Un exemple de changement hétérodoxe : nos assemblées, à tous les niveaux, pourraient inclure des citoyens tirés au sort, dans des proportions significatives mais variables selon les assemblées. Autre possibilité : une Assemblée composée de citoyens tirés au sort pourrait, à mi- mandat , évaluer les résultats obtenus, apprécier pourquoi des engagements pris n’ont pas été tenus et en tirer les conséquences. Le tirage au sort n’est pas une formule farfelue, elle a déjà été pratiqué, y compris dans la Grèce Antique.
Cette suggestion n’est donnée qu’à titre indicatif.
Ce qui importe le plus, c’est l’objectif : faire intervenir des citoyens ordinaires dans le processus de décision, mettre plus de transparence dans notre vie publique, et créer des conditions pour un débat permanent selon la formule du président de la République. Cet objectif ne concerne pas le seul niveau national, il est valable à tous les échelons.

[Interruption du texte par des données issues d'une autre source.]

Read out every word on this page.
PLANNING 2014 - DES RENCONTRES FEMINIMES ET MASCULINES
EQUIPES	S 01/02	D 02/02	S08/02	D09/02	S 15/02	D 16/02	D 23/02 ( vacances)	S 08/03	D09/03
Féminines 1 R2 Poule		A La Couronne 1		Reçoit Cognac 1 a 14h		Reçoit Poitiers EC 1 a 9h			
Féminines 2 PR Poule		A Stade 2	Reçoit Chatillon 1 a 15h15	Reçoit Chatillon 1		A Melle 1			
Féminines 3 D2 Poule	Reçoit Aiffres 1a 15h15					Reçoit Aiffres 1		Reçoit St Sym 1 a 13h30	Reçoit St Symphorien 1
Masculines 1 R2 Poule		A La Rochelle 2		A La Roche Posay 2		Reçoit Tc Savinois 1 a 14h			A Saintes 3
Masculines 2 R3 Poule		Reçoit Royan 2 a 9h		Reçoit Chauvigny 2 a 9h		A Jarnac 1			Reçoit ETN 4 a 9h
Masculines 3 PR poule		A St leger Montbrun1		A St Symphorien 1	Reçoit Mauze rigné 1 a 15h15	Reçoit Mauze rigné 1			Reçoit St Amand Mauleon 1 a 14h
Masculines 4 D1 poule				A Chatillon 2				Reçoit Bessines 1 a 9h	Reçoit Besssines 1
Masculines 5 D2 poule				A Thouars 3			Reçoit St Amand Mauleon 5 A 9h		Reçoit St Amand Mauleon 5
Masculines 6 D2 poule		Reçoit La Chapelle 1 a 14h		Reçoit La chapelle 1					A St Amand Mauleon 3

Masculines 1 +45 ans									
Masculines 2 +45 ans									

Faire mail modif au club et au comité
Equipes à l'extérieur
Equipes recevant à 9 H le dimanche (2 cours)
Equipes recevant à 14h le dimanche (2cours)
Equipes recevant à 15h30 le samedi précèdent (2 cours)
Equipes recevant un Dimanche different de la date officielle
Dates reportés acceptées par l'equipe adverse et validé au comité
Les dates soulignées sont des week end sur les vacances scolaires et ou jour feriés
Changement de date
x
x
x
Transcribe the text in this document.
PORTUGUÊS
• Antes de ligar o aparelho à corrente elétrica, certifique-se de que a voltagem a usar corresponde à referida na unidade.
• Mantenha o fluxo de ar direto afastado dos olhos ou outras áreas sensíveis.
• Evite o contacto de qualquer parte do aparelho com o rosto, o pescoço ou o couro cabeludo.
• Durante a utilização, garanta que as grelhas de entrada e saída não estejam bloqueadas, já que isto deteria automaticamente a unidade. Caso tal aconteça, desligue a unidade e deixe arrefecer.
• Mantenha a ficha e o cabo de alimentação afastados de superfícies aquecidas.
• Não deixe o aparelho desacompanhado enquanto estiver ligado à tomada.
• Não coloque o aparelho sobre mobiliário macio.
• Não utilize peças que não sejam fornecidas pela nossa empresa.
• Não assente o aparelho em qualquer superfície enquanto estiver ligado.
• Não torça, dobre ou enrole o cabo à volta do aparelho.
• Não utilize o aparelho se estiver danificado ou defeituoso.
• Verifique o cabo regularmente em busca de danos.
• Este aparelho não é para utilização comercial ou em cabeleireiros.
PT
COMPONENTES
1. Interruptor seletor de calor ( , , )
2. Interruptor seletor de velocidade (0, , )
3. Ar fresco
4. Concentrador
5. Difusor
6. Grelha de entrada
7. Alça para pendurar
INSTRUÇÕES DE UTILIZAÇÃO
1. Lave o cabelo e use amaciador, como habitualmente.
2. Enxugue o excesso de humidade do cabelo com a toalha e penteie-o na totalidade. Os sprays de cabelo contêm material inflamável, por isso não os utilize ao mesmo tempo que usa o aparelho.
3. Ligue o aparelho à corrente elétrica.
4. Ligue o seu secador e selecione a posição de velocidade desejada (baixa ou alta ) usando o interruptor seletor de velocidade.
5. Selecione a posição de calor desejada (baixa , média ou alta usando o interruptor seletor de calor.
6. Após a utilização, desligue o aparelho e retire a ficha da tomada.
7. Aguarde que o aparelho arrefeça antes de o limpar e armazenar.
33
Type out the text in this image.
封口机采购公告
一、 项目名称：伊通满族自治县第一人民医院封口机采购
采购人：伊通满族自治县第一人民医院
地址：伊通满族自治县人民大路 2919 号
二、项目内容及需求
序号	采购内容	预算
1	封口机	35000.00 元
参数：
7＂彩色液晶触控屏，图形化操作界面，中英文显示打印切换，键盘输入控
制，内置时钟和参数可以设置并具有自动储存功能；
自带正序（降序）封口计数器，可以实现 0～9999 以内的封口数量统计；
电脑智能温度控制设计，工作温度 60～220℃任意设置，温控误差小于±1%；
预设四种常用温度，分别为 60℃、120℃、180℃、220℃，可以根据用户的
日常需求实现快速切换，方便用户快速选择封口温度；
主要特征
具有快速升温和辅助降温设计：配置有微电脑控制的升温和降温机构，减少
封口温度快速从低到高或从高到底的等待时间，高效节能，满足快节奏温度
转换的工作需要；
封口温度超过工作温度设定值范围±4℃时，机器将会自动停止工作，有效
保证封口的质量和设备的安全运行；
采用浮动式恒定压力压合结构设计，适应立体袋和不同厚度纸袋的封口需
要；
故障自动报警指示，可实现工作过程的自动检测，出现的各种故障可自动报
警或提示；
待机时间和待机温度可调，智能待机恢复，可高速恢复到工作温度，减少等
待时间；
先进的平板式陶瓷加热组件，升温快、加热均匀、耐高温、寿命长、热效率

Comme il faut faire vite et solenniser le changement, la voie référendaire s’impose. Le Président devra recourir à l’article 11 de la Constitution, ce qui n’est pas sans poser problème, les pouvoirs du Président dans ce domaine donnant lieu à discussion.
Simultanément, quelques mesures de « justice sociale » sont nécessaires comme la réindexation des retraites sur les prix financé par un effort supplémentaire demandé aux « riches ». Economiquement, dans la perspective de la lutte contre les rentes, le plus simple est une révision de la fiscalité sur les successions, quoiqu’elle soit mal vue par une grande majorité de Français, pourtant non imposables.
La contrainte de compétitivité des entreprises et les déficits publics rendent impossible un effort supplémentaire en faveur du pouvoir d’achat des salariés, ce qui peut entrainer le blocage.
Si les échéances du printemps sont passées avec succès, il restera le plus long : reconstruire une société de solidarités dans l’espace, dans le temps et entre les générations.